The Chamber, which speaks for telcos, made the proposal in this year’s Mobile Industry Transparency Initiative Report, also known as the total tax report.
At the launch of the report, CEO of GCT, Ing. Dr. Ken Ashigbey noted that following the introduction of the initial 1.5% e-levy in May 2022, government managed to raise only GH¢482.8 million out of the GH¢ 6.9 billion that was targeted because it impacted on transaction volumes and value negatively.
The reduction in the e-levy rate to 1% has however resulted in some recovery in the volumes and values of transaction in the digital finance space.
But the Chamber noted that there is still the need for further downward revision in the e-levy rate to align it to government’s digital by default strategy.

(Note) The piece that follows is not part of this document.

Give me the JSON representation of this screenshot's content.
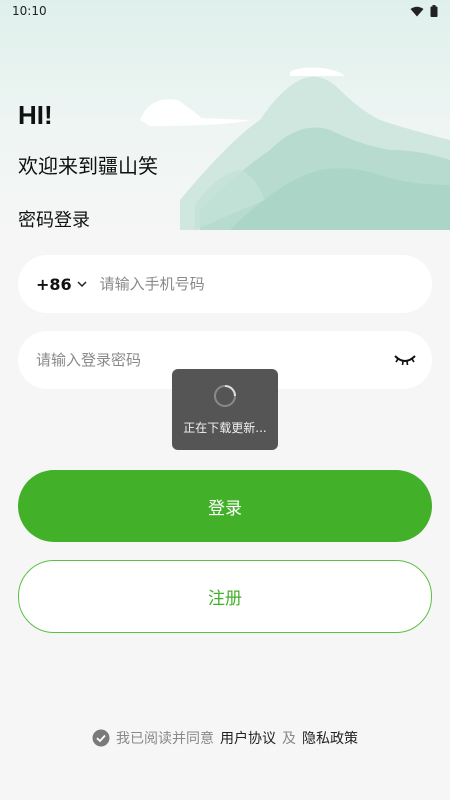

“Our recommendation to the Ministry of Finance is to consider reducing the levy on transfer to 0.5% and introduce a 0.5% levy on cash-outs among other proposals,” the GCT said.
This runs contrary to the general public outcry for a total scrapping of the e-levy.
Currently the e-levy is only on most categories of transfers, with transfers to VAT and income tax compliant merchant wallets/accounts and between wallets and or accounts belonging to the same person exempted.
Cash out transactions are performed on wallets or accounts belonging to the owner of the wallet/account. So it is similar to having physical cash in your pocket and taking some out for a transaction. It therefore does not make sense taxing a person for taking money out of their own pockets.
What the telcos, through the Chamber, are proposing is for Ghanaians to be taxed for converting e-money in their own wallets into physical cash after the service provider had taken a fee, which some users of the service think is not a good idea.
But Dr. Ken Ashigbey said since the whole country is on a digitalization drive, and affordability is critical to the whole process, it makes sense to reduce the burden on people who transfer e-money and rather put part of the burden on people who elect to convert e-money into physical cash.
Meanwhile, former President John Mahama has promised that if Ghanaians return him to office as president in 2024 he will completely abolish e-levy.